Ant nodded unenthusiastically. ‘Give her my love,’ he said, through a yawn.
‘I’d better go,’ I told Kerry, once he’d returned to the kitchen.
‘Of course,’ Kerry said. ‘Your lord and master has arisen.’
‘Don’t be like that. We’ve been talking for almost an hour.’
‘Forty minutes,’ she corrected.
‘It’s Saturday. I’ve got things to do. I have children.’

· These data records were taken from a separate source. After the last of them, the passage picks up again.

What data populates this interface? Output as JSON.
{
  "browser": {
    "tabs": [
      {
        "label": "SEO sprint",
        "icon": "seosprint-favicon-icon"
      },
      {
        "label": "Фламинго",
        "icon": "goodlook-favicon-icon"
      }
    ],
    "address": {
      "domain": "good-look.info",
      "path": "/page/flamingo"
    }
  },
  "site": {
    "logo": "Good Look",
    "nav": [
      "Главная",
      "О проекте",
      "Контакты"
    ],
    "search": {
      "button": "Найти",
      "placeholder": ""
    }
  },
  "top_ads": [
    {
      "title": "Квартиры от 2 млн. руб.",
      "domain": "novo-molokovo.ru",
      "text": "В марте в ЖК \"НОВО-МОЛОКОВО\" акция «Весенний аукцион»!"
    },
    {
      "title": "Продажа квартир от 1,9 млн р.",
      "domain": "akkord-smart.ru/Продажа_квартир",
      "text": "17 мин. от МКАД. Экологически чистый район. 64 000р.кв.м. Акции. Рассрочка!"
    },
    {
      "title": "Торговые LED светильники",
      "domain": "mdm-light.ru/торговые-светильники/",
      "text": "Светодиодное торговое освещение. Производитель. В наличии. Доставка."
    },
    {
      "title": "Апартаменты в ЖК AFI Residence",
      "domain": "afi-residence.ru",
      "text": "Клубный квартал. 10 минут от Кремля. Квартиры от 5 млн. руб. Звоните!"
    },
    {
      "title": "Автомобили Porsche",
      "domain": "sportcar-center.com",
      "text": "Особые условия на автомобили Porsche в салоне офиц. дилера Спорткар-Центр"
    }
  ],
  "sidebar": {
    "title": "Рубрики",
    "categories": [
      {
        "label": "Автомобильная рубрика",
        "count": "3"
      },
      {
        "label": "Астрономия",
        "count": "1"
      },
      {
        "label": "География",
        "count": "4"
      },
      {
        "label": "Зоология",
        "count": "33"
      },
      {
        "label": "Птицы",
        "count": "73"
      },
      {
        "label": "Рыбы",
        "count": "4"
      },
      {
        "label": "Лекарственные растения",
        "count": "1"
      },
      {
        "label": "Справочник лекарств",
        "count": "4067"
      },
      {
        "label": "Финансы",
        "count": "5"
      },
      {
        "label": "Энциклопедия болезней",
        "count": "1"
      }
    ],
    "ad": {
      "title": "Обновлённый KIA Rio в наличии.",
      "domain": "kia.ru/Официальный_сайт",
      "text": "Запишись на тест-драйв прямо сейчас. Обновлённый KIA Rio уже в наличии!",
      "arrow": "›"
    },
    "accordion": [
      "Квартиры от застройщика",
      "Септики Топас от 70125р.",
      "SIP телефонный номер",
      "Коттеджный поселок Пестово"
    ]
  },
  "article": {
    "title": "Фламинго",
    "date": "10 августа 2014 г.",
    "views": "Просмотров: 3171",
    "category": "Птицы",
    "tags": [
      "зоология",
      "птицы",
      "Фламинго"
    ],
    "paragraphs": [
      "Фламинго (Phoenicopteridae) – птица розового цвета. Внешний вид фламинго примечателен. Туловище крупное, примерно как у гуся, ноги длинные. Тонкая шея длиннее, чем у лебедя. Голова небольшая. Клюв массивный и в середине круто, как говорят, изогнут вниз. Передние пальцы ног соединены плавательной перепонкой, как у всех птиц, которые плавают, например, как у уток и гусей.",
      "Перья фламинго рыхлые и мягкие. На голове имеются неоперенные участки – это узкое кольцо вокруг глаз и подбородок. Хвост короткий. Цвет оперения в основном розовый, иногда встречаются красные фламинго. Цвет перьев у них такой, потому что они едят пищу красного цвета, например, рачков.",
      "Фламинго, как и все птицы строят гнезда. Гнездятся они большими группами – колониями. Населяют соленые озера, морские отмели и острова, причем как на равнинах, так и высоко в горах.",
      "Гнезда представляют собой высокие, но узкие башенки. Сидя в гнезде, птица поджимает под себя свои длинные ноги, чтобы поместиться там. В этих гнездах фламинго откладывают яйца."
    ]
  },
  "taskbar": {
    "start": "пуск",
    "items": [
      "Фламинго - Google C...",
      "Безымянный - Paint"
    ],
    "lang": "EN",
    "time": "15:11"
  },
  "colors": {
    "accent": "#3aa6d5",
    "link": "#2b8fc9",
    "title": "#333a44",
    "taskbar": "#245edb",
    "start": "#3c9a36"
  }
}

‘Sure,’ she said. ‘Whatever. And send me a postcard this summer. From Chislet.’
I slipped the phone into my pocket, and it was only when I went to look at what the girls had been doing that I realised I hadn’t passed the phone over so that they could say hello to their aunt. But they were engrossed in making flowers from coloured pipe cleaners and seemed to have forgotten about Kerry anyway.